My playthings weren’t from MatteI. Rather I had scrap parts, magnets and assorted other goodies. More importantly I had my imagination.
Scrap parts became playthings on an imaginary battlefield: soldiers, robots and hovercrafts. It may have looked like so much trash to you, but each part had its role and I was enthralled.
Magnets were used to extract iron pigment from local sandboxes and beaches. Placed in a cardboard box, with the magnet moving underneath, the flecks of iron danced.
I never knew that we our family lacked material goods. Not so with some other family members. Their focus was on what others had. Their focus was on what we lacked. I could amuse myself endlessly. They pined for more.
Same home. Same parents. Very different perspectives on how we lived. Our perspectives shape our lives. Do our external circumstances determine our level of happiness? I think not.
Too often, we don’t appreciate what we have until it’s gone. Ever lose power to your house? Or, even more disastrous, lose a Wi-Fi connection? Even the poorest members of Western civilization live like kings compared to those in Third World countries.
I am reminded of my first trip to India in the nineties. I was working in what was then known as Madras, now Chennai, the biggest industrial and commercial center in South India. I was travelling with a business analyst. We each were allocated a hundred dollar a day per diem-an amount we couldn’t spend if we worked at it all day.
The poverty in that region of the world was overwhelming. Our business class hotel abutted massive slums. Yet the people around us seemed happy and content.
One afternoon my business analyst and I were approached by a slight woman–she stood all of four and a half feet–and her two small children. Her hand was outstretched. Her eyes beseeched us.

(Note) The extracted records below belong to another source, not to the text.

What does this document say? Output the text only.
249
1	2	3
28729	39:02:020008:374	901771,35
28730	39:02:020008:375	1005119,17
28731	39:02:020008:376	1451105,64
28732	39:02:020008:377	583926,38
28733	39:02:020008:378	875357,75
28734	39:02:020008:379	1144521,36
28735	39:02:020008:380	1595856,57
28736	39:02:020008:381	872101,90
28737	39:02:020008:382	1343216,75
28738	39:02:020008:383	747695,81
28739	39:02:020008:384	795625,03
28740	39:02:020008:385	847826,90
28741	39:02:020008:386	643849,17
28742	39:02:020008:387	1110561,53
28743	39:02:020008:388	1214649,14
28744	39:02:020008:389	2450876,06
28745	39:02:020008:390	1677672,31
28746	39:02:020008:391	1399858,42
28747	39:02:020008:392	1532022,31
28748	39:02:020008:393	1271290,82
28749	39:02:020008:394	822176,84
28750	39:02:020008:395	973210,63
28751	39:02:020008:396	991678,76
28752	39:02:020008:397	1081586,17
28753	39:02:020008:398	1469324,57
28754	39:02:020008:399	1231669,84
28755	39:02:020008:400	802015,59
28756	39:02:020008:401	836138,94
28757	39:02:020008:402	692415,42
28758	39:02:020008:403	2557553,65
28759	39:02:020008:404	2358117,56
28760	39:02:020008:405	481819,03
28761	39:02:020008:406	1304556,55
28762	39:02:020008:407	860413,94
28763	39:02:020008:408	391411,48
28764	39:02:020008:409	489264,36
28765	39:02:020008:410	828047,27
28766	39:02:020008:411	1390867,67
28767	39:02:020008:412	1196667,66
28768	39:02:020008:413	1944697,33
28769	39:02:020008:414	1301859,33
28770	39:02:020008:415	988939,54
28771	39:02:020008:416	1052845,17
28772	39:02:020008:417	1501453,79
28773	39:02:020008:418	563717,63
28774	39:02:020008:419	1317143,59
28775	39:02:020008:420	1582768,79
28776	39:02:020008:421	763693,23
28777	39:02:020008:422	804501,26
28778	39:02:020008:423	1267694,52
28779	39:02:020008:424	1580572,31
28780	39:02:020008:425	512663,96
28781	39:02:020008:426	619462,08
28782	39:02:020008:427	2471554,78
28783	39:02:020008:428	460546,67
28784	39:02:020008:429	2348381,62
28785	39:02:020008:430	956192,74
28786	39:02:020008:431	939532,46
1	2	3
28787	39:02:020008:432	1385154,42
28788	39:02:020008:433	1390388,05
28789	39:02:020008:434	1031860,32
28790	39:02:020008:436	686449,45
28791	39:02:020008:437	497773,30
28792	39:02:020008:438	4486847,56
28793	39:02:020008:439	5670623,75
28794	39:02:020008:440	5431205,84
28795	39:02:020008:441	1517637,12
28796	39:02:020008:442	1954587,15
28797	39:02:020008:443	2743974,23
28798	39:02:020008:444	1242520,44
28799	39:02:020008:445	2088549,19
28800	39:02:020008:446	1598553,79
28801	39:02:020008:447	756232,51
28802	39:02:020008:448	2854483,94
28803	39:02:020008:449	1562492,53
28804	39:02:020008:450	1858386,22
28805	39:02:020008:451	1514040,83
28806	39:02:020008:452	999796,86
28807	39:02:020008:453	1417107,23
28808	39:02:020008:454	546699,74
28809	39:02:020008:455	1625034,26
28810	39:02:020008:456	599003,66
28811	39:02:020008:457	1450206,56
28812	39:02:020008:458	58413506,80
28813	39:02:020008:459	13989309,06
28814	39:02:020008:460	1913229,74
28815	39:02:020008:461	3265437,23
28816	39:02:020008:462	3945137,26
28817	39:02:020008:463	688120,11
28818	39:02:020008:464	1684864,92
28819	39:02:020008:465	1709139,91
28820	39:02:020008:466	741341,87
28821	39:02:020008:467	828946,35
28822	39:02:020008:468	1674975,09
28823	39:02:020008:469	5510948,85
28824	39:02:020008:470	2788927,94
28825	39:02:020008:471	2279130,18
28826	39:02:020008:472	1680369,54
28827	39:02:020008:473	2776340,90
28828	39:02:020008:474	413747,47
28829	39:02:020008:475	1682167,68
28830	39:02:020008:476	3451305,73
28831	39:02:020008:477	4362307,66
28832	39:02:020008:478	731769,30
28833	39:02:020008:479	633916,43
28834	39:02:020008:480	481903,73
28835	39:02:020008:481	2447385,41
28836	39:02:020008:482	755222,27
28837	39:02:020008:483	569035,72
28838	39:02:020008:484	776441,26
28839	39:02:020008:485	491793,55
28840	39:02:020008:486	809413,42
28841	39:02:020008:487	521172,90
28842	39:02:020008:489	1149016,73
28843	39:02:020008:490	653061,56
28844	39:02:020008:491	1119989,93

Despite the poverty in the area we were rarely approached for handouts. My travelling companion was moved with compassion. She had just converted a hundred dollar traveler check into a sizable stack of Indian rupees. She handed the entire stack to the woman.
The woman who approached us was stunned. She stared at the gift for a moment and then literally fell to her knees in tears. It was later explained to us that that was more money that she would normally see in three to four years.
Further clarifying my perspective of Third World poverty, I took note of when that same business analyst tried to recapture the emotion of helping that woman and her small children. On the way to the airport, she instructed our driver to take us to the poorest area he knew of. Once there, she got out of the car and approached the first man she saw with another hundred dollars’ worth of rupees.
Instead of accepting the gift, he yelled at her in the local dialect. Our driver jumped out of the car to intervene. In translation, we learned that the man was offended. He may have been poor, but he had not asked for help. He was doing just fine providing for his family.
That sequence of events has given me a whole new perspective on what impact my donations to charities serving the impoverished can have. The first Sunday of the month I make my donation to the charity of my choice and it does my heart good. I think of the people truly in need and the people who are content with what they have, despite outside appearances. I wonder if anyone in the West, rich or poor, would turn down a handout from a stranger. Have we lost all perspective and only want more?